The year is 1973. It took me three hours to get ready for school today. I had to blow-dry my hair poker-straight, and then set it with my Kindness instant hair setter. I was able to achieve that Farrah Fawcettishness! How cool is that! My makeup is that perfect balance of powder blue shadowed eyes and chalky pink lip-gloss! Oh my god, the hair and makeup never work on the SAME day! Cool, cool, cool! My white polyester body suit fits like a second skin and looks great on me (provided I don't exhale or eat all day) and really shows off the waaaaay cool pair of plush bottom elephant pants (with FIVE SNAPS, not three) that I babysat for two whole weeks to afford. My pants are exxxtra long and drag along the ground, so you can barely see my oh-so-cool pair of Converse tennis shoes that just peek out from under them. (So WHAT if no one else knows their genuine Converse. I KNOW, and that adds to my inner-coolness). Wow, I'm cool. I'm soooooooo cool. No-one looks as cool as I do this spring day in my Eighth grade year in middle school!
Bob Rizzo, (my first boyfriend EVER) is waiting for me at the bottom of the main staircase in the main hall. We will then walk down the hall TOGETHER on the way to our next class. I feel like Scarlet O'Hara as I begin my descent down the stairwell. My plan is to cascade effortlessly down the stairs while my feet barely touch each step. My COOL look and demeanor will impress Bob so much that he'll ask me to marry him the minute I join him on the first floor!

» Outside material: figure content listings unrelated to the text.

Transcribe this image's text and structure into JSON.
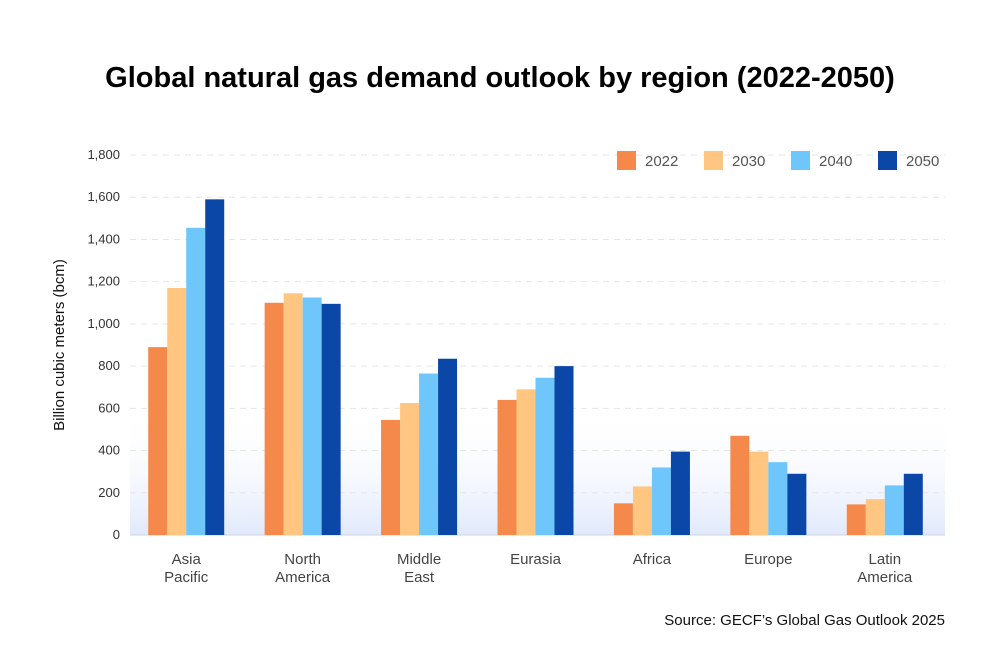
{
  "chart_data": {
    "type": "bar",
    "title": "Global natural gas demand outlook by region (2022-2050)",
    "xlabel": "",
    "ylabel": "Billion cubic meters (bcm)",
    "ylim": [
      0,
      1800
    ],
    "yticks": [
      0,
      200,
      400,
      600,
      800,
      1000,
      1200,
      1400,
      1600,
      1800
    ],
    "ytick_labels": [
      "0",
      "200",
      "400",
      "600",
      "800",
      "1,000",
      "1,200",
      "1,400",
      "1,600",
      "1,800"
    ],
    "grid": true,
    "legend_position": "top-right",
    "categories": [
      [
        "Asia",
        "Pacific"
      ],
      [
        "North",
        "America"
      ],
      [
        "Middle",
        "East"
      ],
      [
        "Eurasia"
      ],
      [
        "Africa"
      ],
      [
        "Europe"
      ],
      [
        "Latin",
        "America"
      ]
    ],
    "series": [
      {
        "name": "2022",
        "color": "#F5894B",
        "values": [
          890,
          1100,
          545,
          640,
          150,
          470,
          145
        ]
      },
      {
        "name": "2030",
        "color": "#FFC682",
        "values": [
          1170,
          1145,
          625,
          690,
          230,
          395,
          170
        ]
      },
      {
        "name": "2040",
        "color": "#6EC6FB",
        "values": [
          1455,
          1125,
          765,
          745,
          320,
          345,
          235
        ]
      },
      {
        "name": "2050",
        "color": "#0A47A6",
        "values": [
          1590,
          1095,
          835,
          800,
          395,
          290,
          290
        ]
      }
    ],
    "source": "Source: GECF’s Global Gas Outlook 2025"
  }
}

What I do not realize until that moment is that the circumference of my tennis shoes exactly matches the measurement of the opening of my pant-leg. What does this mean? It means that BOTH cool shoes get stuck within the extra-long legs of my cool pants simultaneously. It means that rather than "cascade", I "roll" down the entire flight of stairs, gaining momentum as I go, with my books and other students bouncing about me. I land squarely on my behind with a shocked and bewildered look on my face. My boyfriend is nowhere to be seen (it turns out Bob has run down the hall so that I won't see how hard he is laughing) and I struggle to my feet, pry my shoes free from my pants, and hobble off to my cooking class.
Ah, yes. Those "care-free" days of youth. Remember them? Yep. Neither do I.